Gracias Dios por el fútbol

Por Andrés López*

Yo lo vi jugar a Dios. La primera vez fue en un verano en Mar del Plata, cuando tenía cinco años y (revisando los archivos) veo que aquellos partidos los jugaron también Kempes, Bochiini, Passarella, Fillol, Gatti, Burruchaga y otros monstruos. Pero mis ojos de pibe solo registraban a ese 10 de rulos que se notaba a la legua que era el mejor. Hasta un nene de cinco años, como era yo entonces, se daba cuenta de eso.

Aquel 10 tenía los rulos más cortos el 22 de julio de 1986, cuando ya se había ido de Boca al Barcelona y del Barcelona al Nápoli, en su camino de mostrarle al planeta fútbol que era el mejor jugador del mundo. Y en eso estaba aquella tarde, mediodía para él y para la selección de Bilardo en el estadio Azteca. Se venían los cuartos de final el Mundial de México 86 y enfrente estaba Inglaterra, nada menos.

Los ingleses contra los que se construyó el estilo y el imaginario del fútbol argentino. Los enemigos de una Guerra de Malvinas que dolía en la piel y en el alma. Era “un partido ideal para que se confundan los imbéciles”, como supo decir Jorge Valdano. Fue el escenario ideal para la consagración. Para que el mejor jugador del mundo pasara a ser el mejor de todos los tiempos. Y, sobre todo, que se transformara en el mayor símbolo de la argentinidad.

Argentinidad al palo fue lo que se vivió esa tarde, condensada en menos de cinco minutos. Fue a las 16.06 cuando ese 10 grande y brilloso encandiló a las cámaras de TV para que nadie pudiera ver como la mano de Dios mandó la pelota al fondo del arco. Y mientras los ingleses no habían cesado en su protesta, recorrió los 54 metros más famosos de la historia para darle un pase a la red a los 16.09, dibujando su obra maestra tras dejar en el camino a medio equipo rival.

“La tiene Maradona, lo marcan dos, pisa la pelota Maradona, arranca por la derecha el genio del fútbol mundial, y deja el tendal y va a tocar para Burruchaga… ¡Siempre Maradona! ¡Genio! ¡Genio! ¡Genio! Ta-ta-ta-ta-ta-ta… Goooooooool… Goooooooool… ¡Quiero llorar! ¡Dios santo, viva el fútbol! ¡Golaaaaaaazooooooo! ¡Diegooooooool! ¡Maradona! Es para llorar, perdónenme”, relató entonces Víctor Hugo Morales en la epopeya de poner en palabras la emoción de millones de Argentinos.
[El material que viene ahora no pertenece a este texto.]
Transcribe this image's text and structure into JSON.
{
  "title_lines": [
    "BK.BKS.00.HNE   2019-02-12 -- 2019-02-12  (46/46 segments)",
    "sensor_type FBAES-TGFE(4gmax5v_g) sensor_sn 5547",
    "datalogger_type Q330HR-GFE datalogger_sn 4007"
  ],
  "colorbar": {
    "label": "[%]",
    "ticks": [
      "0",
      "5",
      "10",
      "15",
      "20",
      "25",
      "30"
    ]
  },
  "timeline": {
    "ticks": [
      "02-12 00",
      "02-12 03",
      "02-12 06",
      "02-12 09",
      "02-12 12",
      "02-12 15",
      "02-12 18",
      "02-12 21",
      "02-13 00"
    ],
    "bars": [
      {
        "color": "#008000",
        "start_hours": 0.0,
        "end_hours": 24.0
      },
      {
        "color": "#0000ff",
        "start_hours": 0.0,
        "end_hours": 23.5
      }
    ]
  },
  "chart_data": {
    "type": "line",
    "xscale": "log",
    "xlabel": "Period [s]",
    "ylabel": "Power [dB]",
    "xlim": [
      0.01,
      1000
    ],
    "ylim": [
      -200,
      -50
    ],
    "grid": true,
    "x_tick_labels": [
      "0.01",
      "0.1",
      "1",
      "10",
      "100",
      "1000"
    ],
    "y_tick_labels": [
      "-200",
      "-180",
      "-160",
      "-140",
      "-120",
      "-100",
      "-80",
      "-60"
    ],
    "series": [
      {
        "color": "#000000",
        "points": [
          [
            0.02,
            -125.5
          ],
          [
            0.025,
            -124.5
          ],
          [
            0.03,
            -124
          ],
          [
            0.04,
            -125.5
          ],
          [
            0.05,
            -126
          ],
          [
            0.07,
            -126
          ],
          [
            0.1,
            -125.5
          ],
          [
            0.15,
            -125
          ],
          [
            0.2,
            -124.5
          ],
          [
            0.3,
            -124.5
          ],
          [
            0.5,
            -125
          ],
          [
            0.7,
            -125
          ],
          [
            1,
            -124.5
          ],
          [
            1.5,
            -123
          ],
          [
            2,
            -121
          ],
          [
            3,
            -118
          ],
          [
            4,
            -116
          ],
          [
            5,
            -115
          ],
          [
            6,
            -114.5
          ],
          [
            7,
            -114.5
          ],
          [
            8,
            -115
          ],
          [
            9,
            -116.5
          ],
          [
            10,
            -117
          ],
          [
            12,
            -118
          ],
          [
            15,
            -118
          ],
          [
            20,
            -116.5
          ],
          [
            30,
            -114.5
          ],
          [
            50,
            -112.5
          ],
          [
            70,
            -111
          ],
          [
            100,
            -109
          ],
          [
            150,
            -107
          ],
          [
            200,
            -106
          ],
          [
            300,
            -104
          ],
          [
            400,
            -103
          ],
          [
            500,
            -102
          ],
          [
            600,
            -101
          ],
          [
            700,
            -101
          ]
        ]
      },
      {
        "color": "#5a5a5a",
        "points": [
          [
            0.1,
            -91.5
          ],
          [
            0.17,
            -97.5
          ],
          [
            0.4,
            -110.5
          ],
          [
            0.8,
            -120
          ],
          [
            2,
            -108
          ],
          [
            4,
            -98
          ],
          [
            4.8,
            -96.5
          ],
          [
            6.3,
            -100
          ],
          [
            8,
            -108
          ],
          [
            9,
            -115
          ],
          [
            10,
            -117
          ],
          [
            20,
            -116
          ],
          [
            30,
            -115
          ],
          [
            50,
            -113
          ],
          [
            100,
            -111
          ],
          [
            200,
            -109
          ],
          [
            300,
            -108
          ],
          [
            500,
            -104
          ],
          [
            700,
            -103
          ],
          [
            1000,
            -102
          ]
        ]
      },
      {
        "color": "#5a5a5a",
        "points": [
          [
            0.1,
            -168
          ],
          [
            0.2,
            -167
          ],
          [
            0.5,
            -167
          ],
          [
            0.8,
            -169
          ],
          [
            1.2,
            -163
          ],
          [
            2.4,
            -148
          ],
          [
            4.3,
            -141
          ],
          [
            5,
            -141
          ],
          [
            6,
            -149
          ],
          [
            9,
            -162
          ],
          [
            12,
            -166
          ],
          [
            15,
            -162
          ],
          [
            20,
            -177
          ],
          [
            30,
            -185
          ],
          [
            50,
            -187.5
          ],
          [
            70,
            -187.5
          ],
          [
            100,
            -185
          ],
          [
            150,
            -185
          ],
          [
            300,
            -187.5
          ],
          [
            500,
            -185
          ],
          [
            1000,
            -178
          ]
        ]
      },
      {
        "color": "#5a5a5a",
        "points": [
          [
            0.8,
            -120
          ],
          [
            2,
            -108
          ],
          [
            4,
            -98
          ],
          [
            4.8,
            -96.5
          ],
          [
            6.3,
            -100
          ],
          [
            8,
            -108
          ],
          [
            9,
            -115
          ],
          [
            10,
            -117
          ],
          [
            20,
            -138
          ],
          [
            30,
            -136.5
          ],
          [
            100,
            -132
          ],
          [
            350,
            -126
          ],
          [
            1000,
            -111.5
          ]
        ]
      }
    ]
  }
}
Desde esa tarde Diego fue el “barrilete cósmico”, aquella apilada fue “la jugada de todos los tiempos” y en un instante el país se transformó en “un puño apretado gritando por Argentina”. Aquel “Argentina 2 Inglaterra 0” terminó siendo 2-1 y el final fue festejo y desahogo para llegar a la semifinal de un Mundial que el 10 y sus compañeros ganarían una semana después. Pero ni los dos golazos contra Bélgica ni el triunfo en la final del mundo tuvieron tanta magia como la tarde del 22 de junio, de la que se están cumpliendo 35 años.

Para siempre, aquel partido fue “El Partido”, tal el título del formidable libro de Andrés Burgo. Desde entonces, Diego es sagrado y quienes no lo entiendan “Me van a tener que disculpar”, como advierte el cuento de Eduardo Sacheri. Y desde ese día, Diego Armando Maradona dejó ser hombre, dejó de ser mortal, dejó de ser ídolo. Desde entonces, pasó a ser Dios. Y yo tuvo la suerte de verlo jugar.

Pasaron 35 años, y por primera vez transcurre un 22 de junio sin que Diego esté entre nosotros. Pero está, estuvo y estará siempre entre nosotros. Allí estuvo ESPN repitiendo el partido a la misma hora exacta. Y allí estuvo la plataforma Relatores haciendo justicia y repitiendo completo el relato de Víctor Hugo, la única banda sonora posible para tamaña obra de arte. Para que podamos viajar en el tiempo y recordar qué estábamos haciendo ese día quienes tuvimos la fortuna de ver jugar a Dios. Y que podamos volver a decirle gracias. Gracias Dios por el fútbol, una vez más.

*Director de la Tecnicatura Superior Universitaria en Periodismo Deportivo de la Facultad de Periodismo y Comunicación Social de la UNLP.